心理的安全性は、2012年にGoogle社が実施したプロジェクトアリストテレスで大きな役割を果たしました。プロジェクトアリストテレスとは、生産性を向上するカギを、同社内のチームを観察および分析して見つけだす、という取り組みのことです。

人材を固定配置せずに業務ごとのチームを組むというスタイルから、同社は当初、チームワークやチーム内のルールが業務を成功に導くのではないか、と仮説を立てました。

しかし、検証するとそれらの仮設はどれも正解ではなかったのです。検証を試行錯誤した末に、最後に分かったことが、「心理的安全性」でした。開かれた雰囲気で取り組んでいたチーム、つまり心理的安全性が保たれたチームが成功していたのです。

心理的安全性と責任のつながり

心理的安全性によって開かれた雰囲気が生じると、さまざまな報告が活発に行われます。しかしその際、ミスの報告もしやすくなるため、労働者の責任感がなくなるのではという考えもありました。しかし、それに対し、経営学者Edmondson教授は、心理的安全性と責任は別の指標であり、責任感との相関関係はない、と答えています。

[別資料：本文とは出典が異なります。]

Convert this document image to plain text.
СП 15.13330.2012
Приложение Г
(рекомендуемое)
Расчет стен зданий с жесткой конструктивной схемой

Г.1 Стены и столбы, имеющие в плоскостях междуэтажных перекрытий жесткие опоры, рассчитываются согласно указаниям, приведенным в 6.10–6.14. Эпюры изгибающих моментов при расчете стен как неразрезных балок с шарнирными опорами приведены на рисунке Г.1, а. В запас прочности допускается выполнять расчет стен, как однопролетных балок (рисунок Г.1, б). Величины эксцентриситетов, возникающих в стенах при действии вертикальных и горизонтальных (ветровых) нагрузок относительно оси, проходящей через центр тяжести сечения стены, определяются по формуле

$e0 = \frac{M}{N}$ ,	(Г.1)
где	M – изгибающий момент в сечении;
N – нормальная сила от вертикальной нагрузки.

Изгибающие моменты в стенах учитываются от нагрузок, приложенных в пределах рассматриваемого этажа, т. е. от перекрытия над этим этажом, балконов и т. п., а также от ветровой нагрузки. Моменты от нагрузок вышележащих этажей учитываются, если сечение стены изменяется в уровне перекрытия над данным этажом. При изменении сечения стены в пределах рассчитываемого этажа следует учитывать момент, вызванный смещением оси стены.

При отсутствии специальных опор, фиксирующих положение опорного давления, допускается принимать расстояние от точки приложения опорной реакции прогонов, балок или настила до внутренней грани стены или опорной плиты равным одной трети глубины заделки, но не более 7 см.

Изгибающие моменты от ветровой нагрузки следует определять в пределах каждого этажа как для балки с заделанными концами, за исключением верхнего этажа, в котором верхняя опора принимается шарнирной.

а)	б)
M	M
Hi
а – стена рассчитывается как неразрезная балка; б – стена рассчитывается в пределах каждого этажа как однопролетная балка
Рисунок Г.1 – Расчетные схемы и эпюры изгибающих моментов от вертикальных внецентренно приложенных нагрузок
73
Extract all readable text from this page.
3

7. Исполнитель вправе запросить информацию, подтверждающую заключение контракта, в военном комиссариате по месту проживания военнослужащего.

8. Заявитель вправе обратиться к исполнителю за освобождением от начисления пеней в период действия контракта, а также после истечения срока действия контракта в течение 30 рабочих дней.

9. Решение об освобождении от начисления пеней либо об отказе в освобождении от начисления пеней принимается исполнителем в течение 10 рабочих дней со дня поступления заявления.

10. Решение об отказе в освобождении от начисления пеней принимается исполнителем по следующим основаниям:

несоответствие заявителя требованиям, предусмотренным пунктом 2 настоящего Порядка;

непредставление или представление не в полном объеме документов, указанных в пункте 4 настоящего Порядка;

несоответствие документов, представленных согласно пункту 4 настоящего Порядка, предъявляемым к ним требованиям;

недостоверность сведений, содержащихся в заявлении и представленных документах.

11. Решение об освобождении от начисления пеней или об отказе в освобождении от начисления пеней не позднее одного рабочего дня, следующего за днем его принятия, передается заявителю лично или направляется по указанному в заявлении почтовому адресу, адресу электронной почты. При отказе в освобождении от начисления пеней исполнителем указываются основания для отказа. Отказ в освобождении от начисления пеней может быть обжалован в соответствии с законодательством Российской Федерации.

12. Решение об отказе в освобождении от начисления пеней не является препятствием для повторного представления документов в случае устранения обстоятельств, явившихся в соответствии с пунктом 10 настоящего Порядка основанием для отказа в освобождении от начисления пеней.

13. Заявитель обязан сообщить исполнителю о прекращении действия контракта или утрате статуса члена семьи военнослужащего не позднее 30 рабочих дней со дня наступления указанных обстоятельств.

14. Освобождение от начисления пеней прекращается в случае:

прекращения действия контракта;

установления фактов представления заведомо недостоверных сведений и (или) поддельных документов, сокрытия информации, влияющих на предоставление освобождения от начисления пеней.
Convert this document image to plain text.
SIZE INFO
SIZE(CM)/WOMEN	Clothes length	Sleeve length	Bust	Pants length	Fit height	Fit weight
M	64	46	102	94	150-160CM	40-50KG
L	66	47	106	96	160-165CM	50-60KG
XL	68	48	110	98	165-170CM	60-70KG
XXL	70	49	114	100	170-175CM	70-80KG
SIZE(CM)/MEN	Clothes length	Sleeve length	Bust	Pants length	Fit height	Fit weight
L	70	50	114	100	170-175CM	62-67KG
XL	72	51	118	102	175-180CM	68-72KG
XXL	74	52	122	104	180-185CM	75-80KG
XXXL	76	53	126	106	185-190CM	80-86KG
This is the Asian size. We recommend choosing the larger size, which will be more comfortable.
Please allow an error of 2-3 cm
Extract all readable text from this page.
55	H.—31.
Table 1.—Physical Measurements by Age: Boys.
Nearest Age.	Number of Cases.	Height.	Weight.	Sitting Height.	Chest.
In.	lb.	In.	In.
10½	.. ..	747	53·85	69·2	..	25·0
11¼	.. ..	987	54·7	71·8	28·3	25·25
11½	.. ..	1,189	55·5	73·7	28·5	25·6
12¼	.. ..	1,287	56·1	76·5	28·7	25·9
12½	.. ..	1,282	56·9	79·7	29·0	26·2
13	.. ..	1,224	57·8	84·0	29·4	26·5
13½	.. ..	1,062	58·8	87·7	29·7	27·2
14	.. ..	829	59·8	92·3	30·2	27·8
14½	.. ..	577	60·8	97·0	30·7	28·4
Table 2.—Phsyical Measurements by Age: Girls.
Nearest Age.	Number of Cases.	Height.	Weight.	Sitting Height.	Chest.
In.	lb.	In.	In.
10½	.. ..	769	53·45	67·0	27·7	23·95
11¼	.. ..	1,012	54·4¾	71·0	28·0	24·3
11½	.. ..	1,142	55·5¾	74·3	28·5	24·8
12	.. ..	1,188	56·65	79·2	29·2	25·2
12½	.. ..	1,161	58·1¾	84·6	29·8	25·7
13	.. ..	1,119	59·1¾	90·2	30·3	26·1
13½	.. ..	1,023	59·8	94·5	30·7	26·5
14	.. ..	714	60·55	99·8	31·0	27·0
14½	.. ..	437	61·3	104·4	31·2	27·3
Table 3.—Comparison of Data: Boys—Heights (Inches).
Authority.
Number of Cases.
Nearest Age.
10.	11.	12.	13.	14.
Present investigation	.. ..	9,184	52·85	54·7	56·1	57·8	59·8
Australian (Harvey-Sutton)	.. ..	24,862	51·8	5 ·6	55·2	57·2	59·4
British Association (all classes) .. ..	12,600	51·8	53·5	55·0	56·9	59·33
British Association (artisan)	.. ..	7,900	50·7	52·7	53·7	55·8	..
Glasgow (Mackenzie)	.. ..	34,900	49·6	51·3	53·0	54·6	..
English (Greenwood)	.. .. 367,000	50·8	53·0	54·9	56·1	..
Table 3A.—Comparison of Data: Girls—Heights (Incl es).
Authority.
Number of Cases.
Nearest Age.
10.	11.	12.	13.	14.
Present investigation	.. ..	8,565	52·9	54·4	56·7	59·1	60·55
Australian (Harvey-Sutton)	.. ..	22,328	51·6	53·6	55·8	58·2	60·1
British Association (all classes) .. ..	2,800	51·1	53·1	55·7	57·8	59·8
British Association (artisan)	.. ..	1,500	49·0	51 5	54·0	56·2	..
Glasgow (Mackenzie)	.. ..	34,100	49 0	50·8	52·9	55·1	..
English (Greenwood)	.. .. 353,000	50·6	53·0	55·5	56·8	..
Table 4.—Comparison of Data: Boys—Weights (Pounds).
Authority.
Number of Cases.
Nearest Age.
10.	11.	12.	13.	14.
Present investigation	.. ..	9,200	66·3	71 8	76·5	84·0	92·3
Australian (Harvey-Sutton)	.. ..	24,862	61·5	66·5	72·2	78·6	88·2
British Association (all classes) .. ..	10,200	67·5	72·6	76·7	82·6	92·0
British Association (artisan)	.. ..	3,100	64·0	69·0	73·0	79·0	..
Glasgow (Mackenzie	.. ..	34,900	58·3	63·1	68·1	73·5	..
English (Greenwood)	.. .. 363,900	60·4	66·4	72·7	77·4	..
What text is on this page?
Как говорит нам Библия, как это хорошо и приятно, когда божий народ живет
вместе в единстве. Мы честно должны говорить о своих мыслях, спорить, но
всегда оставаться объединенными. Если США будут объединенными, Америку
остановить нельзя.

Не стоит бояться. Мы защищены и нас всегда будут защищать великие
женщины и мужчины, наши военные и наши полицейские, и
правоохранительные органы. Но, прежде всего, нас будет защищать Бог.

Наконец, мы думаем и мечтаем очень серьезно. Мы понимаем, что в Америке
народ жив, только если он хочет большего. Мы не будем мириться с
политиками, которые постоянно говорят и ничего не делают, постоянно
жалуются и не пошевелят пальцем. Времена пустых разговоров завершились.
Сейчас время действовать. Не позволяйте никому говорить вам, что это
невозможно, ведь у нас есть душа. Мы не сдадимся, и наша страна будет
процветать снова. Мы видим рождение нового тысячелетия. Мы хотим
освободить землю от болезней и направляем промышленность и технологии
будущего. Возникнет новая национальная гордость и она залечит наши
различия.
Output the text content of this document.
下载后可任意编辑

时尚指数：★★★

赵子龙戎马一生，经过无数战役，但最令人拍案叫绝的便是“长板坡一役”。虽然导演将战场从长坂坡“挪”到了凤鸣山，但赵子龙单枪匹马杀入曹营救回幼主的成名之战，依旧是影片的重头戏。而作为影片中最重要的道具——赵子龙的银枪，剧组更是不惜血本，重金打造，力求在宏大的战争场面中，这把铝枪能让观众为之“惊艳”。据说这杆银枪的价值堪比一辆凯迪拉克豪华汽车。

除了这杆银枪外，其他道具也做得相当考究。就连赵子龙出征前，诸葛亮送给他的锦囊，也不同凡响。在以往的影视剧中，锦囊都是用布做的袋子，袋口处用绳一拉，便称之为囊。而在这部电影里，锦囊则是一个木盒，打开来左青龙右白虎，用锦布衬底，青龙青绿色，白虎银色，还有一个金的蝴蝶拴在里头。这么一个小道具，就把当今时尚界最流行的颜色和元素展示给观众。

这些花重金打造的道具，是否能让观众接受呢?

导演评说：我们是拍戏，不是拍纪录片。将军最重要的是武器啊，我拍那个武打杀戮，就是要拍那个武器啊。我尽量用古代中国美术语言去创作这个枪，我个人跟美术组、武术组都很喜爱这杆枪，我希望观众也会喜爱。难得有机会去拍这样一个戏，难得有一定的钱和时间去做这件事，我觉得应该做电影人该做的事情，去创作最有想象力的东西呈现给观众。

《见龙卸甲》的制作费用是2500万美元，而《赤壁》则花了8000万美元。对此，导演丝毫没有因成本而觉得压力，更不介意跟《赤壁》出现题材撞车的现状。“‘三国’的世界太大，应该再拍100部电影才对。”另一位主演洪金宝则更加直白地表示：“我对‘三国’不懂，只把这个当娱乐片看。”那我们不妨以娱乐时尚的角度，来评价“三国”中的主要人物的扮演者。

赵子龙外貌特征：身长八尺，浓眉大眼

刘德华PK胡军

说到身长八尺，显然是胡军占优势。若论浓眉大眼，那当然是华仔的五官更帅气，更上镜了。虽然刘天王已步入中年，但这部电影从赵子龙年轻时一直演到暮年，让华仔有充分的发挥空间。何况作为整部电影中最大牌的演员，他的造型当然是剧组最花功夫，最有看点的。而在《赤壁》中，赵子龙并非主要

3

教授は心理的安全性と責任の量について下記のように分類しています。

  • 心理的安全性も責任も少なければ、「無関心」
  • 心理的安全性が高く責任が少なければ「気持ちよい」
  • 心理的安全性が低く責任が高いと「不安」

教授は、チームのマネジメントにおいて注意すべきは、心理的安全性も責任も高い状態で、高いパフォーマンスを発揮できる環境を作ることです。自社でどのように実現させるか、しっかりと対策を立てましょう。